Let’s begin with R5:
R5#sh pfr border routes bgp
BGP table version is 92, local router ID is 10.5.5.5
Status codes: s suppressed, d damped, h history, * valid, > best, i - internal,
r RIB-failure, S Stale, m multipath, b backup-path, x best-external
Origin codes: i - IGP, e - EGP, ? - incomplete
OER Flags: C - Controlled, X - Excluded, E - Exact, N - Non-exact, I - Injected
Network Next Hop OER LocPrf Weight Path
*>i30.1.3.0/24 100.4.8.8 XN 5000 0 100 20 i
*>i30.1.5.0/24 100.4.8.8 XN 5000 0 100 20 i
*>i40.1.0.0/24 100.4.8.8 XN 5000 0 100 20 i
R5#
The ‘X’ under the OER column for the 40.1.0.0/24 route on R5 means that the route is not locally controlled. Meaning that the local preference 5000 is being injected from another router. When the ‘X’ attribute is set, the exact vs. non-exact is meaningless.

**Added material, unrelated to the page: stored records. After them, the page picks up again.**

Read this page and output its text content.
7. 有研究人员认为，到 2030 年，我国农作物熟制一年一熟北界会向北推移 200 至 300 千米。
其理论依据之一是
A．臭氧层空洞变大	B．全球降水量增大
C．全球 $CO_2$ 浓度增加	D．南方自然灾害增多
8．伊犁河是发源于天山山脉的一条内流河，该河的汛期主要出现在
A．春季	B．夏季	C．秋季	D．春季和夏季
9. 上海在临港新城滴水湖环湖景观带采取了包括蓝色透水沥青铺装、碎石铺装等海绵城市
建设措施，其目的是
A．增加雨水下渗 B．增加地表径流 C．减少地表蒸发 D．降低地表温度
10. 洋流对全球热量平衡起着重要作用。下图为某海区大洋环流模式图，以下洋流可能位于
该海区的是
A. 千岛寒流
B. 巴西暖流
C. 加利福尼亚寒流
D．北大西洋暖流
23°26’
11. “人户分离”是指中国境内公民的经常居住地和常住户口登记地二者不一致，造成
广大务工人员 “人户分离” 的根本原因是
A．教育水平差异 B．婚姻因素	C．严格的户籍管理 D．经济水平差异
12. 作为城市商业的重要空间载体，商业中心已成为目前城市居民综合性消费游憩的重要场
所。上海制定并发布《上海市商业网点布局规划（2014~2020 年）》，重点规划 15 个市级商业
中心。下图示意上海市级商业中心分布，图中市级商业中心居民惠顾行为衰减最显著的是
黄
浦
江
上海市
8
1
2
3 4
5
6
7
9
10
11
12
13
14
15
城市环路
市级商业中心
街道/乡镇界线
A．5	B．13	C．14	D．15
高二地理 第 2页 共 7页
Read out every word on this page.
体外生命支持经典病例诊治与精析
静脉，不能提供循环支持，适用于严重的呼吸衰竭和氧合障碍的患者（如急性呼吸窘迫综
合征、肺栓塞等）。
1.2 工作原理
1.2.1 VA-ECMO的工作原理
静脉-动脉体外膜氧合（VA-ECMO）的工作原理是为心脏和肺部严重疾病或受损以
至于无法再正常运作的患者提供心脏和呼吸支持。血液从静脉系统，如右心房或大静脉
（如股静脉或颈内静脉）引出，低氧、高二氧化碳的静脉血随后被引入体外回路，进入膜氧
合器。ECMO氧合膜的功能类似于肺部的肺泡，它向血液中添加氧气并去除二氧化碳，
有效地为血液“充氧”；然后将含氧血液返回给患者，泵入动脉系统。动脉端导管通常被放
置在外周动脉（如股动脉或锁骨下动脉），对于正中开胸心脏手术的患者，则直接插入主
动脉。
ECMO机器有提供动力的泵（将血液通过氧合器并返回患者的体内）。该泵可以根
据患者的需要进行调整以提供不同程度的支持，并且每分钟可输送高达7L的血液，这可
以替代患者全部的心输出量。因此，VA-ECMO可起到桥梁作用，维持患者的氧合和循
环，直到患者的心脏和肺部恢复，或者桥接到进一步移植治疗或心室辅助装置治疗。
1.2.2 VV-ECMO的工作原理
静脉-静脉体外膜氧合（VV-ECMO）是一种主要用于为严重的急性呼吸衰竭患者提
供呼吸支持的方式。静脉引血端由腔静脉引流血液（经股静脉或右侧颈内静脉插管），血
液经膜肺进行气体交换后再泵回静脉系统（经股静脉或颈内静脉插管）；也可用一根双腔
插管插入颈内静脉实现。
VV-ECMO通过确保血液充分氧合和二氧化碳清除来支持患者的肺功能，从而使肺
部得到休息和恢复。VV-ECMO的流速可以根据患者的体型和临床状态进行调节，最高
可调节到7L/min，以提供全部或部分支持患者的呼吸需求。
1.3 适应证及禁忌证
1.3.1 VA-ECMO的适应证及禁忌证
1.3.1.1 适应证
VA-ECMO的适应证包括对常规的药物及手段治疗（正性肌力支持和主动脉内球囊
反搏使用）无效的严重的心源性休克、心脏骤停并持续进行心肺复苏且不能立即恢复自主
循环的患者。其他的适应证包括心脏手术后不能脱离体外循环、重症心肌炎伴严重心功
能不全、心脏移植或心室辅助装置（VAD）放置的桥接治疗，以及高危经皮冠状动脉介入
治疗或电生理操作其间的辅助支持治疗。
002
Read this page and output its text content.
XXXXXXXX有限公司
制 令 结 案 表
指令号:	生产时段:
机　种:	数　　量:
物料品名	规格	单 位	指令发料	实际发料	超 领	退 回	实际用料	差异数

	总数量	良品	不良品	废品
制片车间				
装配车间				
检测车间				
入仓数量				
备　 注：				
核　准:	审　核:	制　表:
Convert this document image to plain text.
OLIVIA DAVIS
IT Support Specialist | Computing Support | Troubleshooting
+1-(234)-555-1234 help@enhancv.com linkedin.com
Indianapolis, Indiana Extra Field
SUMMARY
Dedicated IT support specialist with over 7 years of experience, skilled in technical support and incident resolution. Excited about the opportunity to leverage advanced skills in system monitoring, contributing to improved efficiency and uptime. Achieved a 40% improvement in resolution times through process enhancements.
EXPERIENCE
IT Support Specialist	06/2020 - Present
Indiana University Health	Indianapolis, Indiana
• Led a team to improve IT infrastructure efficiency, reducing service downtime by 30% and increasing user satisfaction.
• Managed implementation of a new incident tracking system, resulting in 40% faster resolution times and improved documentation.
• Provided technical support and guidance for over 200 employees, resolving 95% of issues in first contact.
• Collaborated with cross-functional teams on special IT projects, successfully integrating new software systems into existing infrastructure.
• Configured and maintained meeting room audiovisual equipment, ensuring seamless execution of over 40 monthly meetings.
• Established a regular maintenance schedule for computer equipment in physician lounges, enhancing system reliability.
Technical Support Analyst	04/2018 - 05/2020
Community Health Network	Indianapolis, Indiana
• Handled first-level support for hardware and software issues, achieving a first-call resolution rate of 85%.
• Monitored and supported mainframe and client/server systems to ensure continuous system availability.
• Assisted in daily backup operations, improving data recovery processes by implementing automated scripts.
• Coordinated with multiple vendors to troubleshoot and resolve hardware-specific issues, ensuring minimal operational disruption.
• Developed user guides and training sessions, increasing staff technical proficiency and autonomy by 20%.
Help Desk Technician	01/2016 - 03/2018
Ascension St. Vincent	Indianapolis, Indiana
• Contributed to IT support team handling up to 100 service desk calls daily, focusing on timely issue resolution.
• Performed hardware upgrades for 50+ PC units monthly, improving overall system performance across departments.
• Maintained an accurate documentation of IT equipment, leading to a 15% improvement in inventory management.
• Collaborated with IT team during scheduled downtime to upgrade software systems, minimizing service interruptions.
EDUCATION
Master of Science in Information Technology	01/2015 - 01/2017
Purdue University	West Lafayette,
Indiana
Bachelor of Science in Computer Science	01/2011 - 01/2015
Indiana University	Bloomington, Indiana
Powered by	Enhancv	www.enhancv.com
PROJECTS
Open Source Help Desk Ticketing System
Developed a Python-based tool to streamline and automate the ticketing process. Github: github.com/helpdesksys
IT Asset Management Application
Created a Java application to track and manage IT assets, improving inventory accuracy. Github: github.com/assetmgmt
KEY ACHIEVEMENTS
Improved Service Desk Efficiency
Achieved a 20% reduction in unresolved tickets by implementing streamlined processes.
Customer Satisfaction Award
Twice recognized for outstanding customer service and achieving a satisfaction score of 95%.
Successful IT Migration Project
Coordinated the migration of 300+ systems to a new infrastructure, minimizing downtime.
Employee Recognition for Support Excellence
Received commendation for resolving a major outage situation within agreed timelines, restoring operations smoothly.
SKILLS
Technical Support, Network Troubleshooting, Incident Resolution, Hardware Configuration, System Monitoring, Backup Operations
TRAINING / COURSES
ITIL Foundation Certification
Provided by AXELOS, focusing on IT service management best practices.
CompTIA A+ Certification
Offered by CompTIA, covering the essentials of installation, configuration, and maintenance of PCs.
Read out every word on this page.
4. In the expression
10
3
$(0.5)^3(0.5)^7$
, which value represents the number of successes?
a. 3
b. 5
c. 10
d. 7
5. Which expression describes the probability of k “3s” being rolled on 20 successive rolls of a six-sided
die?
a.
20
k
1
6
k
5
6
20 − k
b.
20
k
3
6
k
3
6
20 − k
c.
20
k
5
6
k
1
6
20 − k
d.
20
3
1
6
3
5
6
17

If we look at this route on R4, we will see that it is locally controlled, and the exact route is controlled. The ‘exact’ means that the 40.1.0.0/24 route was found in the BGP table and there are no more specific subnets underneath:
R4#sh pfr border route bgp
BGP table version is 89, local router ID is 10.4.4.4
Status codes: s suppressed, d damped, h history, * valid, > best, i - internal,
r RIB-failure, S Stale, m multipath, b backup-path, x best-external
Origin codes: i - IGP, e - EGP, ? - incomplete
OER Flags: C - Controlled, X - Excluded, E - Exact, N - Non-exact, I - Injected
Network Next Hop OER LocPrf Weight Path
*> 30.1.3.0/24 100.4.8.8 CE 0 100 20 i
*> 30.1.5.0/24 100.4.8.8 CE 0 100 20 i
*> 40.1.0.0/24 100.4.8.8 CE 0 100 20 i
R4#
Conclusion
One of the basic solution provided by PfR is to be able to load-balance traffic among multiple exit interface. The configuration is straightforward and very efficient. Based on this simple load-balancing configuration, it's possible to add more complex policies that take into account the Traffic Class performance requirements. Delay or loss are two key policies that may added to the existing utilization and range policies.